Opponents have openly stated that the Halbig case is part of a multi-pronged strategy to undermine the law. In an October 2013 op-ed, Michael Cannon, of the libertarian Cato Institute, outlined ways to undermine the ACA. Lawsuits like Halbig are the number two tool in his toolkit. Furthermore, Cannon and his colleagues have tirelessly promoted their strategy elsewhere. And the Attorneys General of Indiana and Oklahoma have filed similar lawsuits, while a fourth case is pending in Virginia. All make a similar argument as Halbig.
Cannon and his colleagues are correct on one point: if courts were to conclude that tax credits were not available in states with federally-run marketplaces, health insurance would be unaffordable for most people in those states and the marketplace would cease to function. But, as demonstrated in Judge Friedman’s Halbig ruling, their legal argument falls apart upon examination.
The basis for these cases depends entirely on taking one sentence of the entire ACA and pulling it out of context. As Judge Friedman notes, that’s not how courts, or anyone, is supposed to determine how a law works. The text of a law must be read in context. Once you examine the whole law, it’s clear that Congress intended that premium tax credits be available to everyone in all states, regardless of whether the states or the federal government operate the exchange. Otherwise, why would the federal government have been instructed to operate an exchange to begin with? Nicholas Bagley at the Incidental Economist has a good summary of the analysis (thanks to Ezra Klein for spotting it).

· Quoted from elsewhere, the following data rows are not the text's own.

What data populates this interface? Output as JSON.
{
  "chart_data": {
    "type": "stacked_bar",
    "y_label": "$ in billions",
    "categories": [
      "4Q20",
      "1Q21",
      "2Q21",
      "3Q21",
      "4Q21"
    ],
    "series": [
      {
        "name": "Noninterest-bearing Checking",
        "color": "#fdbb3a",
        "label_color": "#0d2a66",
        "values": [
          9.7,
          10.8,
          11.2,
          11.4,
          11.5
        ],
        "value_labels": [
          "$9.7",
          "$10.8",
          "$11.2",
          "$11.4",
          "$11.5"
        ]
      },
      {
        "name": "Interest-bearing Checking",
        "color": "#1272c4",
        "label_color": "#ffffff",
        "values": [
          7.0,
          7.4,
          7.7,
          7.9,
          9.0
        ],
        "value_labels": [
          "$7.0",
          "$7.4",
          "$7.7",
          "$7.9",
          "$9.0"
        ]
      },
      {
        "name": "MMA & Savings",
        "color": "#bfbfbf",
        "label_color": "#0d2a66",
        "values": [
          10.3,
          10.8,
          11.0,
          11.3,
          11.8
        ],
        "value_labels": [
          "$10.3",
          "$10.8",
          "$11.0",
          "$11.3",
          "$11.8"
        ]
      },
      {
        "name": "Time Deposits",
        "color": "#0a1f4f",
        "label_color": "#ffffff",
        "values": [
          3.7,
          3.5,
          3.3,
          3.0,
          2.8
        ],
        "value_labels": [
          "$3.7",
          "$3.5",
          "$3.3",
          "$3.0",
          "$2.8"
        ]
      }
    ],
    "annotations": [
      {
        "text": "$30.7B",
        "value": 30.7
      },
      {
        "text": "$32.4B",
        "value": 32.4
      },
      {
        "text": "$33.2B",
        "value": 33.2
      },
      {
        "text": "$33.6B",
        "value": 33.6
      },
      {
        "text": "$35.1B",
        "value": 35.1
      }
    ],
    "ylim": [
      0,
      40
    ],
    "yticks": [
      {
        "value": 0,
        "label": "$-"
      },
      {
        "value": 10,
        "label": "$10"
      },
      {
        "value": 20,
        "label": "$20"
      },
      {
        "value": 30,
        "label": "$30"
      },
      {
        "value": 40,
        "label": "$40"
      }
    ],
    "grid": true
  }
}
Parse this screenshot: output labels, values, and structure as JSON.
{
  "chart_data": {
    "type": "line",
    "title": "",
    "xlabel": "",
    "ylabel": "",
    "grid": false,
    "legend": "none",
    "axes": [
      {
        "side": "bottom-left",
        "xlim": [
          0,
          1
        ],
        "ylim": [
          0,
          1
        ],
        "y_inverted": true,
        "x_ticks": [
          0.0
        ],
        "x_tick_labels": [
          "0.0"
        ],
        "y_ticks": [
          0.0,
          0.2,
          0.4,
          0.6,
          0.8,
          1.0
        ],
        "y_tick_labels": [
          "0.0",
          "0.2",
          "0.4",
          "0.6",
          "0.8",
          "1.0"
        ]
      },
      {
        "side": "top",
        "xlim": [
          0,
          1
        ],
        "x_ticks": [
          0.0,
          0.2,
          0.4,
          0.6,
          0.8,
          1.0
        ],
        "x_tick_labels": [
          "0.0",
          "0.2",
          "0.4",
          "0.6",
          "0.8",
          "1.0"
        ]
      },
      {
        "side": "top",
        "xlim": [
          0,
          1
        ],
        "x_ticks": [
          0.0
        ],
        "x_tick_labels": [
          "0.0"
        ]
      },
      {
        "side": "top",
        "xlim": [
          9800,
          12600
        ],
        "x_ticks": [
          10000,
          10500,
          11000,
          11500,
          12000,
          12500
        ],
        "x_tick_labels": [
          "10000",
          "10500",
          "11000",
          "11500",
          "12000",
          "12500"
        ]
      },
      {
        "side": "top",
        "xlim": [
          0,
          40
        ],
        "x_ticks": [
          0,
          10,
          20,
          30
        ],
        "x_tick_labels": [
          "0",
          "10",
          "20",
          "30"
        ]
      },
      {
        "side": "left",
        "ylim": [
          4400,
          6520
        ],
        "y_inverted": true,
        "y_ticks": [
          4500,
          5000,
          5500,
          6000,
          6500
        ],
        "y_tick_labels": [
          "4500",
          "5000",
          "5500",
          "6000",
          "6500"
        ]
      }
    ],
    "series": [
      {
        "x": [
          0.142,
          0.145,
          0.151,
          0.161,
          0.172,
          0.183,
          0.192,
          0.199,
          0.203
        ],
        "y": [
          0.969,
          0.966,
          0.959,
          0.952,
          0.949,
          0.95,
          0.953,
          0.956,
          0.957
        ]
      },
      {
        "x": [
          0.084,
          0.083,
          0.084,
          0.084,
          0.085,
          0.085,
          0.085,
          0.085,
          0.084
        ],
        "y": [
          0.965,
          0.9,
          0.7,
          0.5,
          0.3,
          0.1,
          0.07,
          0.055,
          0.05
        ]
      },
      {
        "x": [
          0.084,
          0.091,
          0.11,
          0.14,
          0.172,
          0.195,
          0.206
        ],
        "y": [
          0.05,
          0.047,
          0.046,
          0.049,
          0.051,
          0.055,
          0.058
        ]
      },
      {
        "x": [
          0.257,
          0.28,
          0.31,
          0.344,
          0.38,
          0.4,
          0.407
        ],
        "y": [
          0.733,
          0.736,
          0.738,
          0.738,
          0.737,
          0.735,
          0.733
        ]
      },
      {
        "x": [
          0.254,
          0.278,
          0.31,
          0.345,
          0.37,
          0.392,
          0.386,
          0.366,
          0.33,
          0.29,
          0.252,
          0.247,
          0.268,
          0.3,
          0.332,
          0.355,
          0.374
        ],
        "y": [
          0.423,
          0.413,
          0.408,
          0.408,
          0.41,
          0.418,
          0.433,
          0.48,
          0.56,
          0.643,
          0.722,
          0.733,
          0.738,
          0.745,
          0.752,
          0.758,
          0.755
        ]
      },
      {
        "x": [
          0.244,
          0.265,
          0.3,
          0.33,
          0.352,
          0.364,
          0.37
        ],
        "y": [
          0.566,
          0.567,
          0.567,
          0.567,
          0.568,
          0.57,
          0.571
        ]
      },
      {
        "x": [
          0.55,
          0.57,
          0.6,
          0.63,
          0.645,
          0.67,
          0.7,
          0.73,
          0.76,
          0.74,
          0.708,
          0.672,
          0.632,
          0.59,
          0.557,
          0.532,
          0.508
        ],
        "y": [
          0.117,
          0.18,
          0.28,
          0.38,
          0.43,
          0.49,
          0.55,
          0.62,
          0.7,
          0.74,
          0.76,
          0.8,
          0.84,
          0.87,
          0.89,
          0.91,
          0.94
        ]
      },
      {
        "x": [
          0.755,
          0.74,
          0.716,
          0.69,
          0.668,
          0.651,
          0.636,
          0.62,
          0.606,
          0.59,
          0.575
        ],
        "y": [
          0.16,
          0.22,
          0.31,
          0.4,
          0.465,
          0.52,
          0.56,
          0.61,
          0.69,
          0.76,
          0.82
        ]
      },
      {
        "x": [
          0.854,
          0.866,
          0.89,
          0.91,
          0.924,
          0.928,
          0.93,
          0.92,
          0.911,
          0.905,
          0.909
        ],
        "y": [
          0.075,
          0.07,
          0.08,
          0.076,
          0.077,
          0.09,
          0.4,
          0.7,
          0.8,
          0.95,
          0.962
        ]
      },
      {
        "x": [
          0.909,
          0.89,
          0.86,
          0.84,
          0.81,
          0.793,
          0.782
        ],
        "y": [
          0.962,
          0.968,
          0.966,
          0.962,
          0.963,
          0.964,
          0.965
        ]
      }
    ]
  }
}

But probably the boldest argument in these lawsuits is their claim that Congress actually intended all along to limit the availability of tax credits only to people living in states that set up their own exchange. They argue that Congress wanted to threaten states into setting up their own exchanges. But they have been unable to produce any evidence to support this claim – because there isn’t any. Jonathan Cohn took this argument apart over a year ago in The Legal Crusade to Undermine Obamacare – and Rewrite History, and we at Families USA did the same in an amicus brief filed in the Halbig case. In fact, as Judge Friedman noted in his opinion, if anything, the history shows that Congress intended to make premium tax credits available everywhere.
Supporters of the Affordable Care Act should not be complacent. The Competitive Enterprise Institute, another libertarian think tank, has already said it will appeal (which is curious, because the Competitive Enterprise Institute is not actually listed as a party or attorney on the case). Three other cases are still pending in Virginia, Indiana, and Oklahoma. But the Halbig ruling is a welcome and much-needed dose of rationality in the overheated rhetorical battles over the legitimacy and future of the Affordable Care Act.